AEPCC is the Australian Early Psychosis Collaborative Consortium (we call it AEPCC, pronounced ‘APEX’) – a groundbreaking project all about improving the lives of young people experiencing psychosis.
Our goals are to:
We can only achieve these goals by partnering with researchers, clinicians, mental health advocates, policy makers and, most importantly, with the lived experience community, who are at the heart of our work.
AEPCC is working to have three programs up and running by December 2023:
- a Lived Experience Network;
- a Clinical Trials and Translation Network; and
- a Clinical Quality Registry.
The lived experience community
The early psychosis lived experience community is central to AEPCC’s work.
This community includes the thousands of young Australians who experience psychosis every year, as well as carers, family members and countless other loved ones who walk alongside them in their recovery journey.
As psychosis can affect anyone, the early psychosis community is a truly diverse group – with an even more diverse set of needs.
AEPCC aims to not only identify these needs, but also to enact meaningful change to ensure they are met.
AEPCC Lived Experience Network (LEN)
We want people with lived experience to be integral to AEPCC’s leadership and decision-making. Most importantly, we want to achieve this in a way that’s authentic and impactful.
So, we’re setting up a Lived Experience Network (LEN) with members from across Australia.

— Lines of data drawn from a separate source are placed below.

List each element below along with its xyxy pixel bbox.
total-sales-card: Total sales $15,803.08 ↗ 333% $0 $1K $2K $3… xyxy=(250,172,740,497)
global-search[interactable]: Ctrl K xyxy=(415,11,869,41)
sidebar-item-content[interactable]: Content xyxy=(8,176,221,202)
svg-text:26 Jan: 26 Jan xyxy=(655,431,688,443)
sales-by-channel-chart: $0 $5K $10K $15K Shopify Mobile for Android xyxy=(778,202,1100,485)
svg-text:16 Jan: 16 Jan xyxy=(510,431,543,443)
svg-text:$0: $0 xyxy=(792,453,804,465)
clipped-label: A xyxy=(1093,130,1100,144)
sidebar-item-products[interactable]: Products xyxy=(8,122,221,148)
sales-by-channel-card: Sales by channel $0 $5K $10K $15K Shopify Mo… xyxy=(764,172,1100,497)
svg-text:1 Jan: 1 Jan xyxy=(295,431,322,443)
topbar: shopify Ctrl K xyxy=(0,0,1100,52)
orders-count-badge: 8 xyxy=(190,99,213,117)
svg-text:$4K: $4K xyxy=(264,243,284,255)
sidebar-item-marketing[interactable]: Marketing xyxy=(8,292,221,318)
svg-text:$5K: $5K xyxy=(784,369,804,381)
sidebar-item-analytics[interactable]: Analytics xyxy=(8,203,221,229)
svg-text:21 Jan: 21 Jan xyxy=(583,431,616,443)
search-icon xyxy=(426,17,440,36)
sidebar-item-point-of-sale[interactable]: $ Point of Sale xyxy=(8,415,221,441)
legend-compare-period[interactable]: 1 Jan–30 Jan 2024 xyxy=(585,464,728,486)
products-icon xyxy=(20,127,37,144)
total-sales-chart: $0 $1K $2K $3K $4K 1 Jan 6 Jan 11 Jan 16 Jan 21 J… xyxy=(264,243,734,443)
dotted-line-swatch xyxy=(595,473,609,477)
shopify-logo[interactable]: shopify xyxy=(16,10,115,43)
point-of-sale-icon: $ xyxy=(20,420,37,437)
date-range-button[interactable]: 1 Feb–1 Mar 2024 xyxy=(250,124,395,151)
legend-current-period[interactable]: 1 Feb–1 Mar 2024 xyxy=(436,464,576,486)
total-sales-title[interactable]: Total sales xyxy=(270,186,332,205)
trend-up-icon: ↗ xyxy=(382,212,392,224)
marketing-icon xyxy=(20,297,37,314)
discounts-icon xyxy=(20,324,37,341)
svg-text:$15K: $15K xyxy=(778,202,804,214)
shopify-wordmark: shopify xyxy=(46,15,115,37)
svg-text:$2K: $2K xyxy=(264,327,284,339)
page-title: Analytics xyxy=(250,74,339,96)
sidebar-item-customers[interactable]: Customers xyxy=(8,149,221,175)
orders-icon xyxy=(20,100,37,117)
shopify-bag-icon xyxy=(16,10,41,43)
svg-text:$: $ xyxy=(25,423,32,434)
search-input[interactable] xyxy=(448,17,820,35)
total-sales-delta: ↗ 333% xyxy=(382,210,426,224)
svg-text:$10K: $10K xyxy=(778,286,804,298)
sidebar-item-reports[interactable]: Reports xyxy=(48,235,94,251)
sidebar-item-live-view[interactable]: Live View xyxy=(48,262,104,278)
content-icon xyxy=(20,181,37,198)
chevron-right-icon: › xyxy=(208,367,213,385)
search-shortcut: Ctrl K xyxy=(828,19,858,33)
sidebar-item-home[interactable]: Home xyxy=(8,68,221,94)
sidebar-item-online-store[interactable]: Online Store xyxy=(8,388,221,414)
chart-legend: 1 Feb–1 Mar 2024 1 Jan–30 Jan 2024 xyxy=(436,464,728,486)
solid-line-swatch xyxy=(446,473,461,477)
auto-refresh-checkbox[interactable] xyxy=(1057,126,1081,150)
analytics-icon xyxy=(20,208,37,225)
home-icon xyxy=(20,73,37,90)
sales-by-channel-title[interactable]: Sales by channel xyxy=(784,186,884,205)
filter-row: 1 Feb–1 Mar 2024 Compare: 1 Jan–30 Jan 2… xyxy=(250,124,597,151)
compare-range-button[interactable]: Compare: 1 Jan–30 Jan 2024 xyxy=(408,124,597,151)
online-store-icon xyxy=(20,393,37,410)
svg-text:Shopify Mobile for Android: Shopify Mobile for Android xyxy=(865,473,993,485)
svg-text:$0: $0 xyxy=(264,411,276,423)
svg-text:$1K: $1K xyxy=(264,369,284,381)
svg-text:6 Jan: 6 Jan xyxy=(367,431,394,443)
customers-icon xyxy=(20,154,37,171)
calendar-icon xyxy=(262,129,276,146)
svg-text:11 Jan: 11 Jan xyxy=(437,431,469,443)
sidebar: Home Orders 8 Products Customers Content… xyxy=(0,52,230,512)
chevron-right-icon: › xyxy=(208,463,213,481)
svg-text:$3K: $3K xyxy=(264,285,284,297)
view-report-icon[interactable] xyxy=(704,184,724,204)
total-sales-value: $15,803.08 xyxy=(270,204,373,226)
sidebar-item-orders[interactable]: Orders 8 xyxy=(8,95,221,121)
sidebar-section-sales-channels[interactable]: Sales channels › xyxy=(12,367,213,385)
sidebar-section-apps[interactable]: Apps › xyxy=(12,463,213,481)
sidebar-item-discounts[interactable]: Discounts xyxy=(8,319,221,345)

This network will connect early and emerging psychosis service users from all walks of life, offering a shared space for people with lived experience to connect, reflect collectively and influence AEPCC’s work.
This national network will collaborate with the other two AEPCC programs to:
- shape policy;
- identify areas of improvement in early psychosis research and treatment;
- advocate for marginalised voices; and
- explore ways of raising awareness and combatting stigma.
AEPCC Clinical Trials and Translation Network (CTTN)
A clinical trials network is a collective of researchers working collaboratively to identify important research questions, carry out high-quality research and, ultimately, use this research to improve care.
At AEPCC, we’re applying these principles to the early psychosis sector and creating a Clinical Trials and Translation Network (CTTN) of our own. We’ve added an extra element – translation – to make sure research findings are translated into real-world practice.
Research into early psychosis is essential – it offers us valuable insight into the condition, helps us understand the causes of psychosis and helps us identify which treatments are most effective.
The better the quality of research, the better we can tailor treatment to the needs of the individual and, in doing so, improve people’s lives.
The AEPCC CTTN will be set up to endorse large-scale, high-quality research, and support the translation of results into clinical practice.
AEPCC Clinical Quality Registry (CQR)
Clinical quality registries are databases set up to collect health-related information from a group of people. These people might be diagnosed with a specific condition, or they could be accessing a specific service or type of treatment.
Clinical quality registries are powerful tools to improve care and are used across healthcare.
At AEPCC, we’re setting up a Clinical Quality Registry (CQR) for early psychosis, which will be the first of its kind in Australia.
Analysing the data collected will give us greater insight into treatment, care, and symptoms related to early psychosis, and will hopefully lead to improved outcomes for the lived experience community.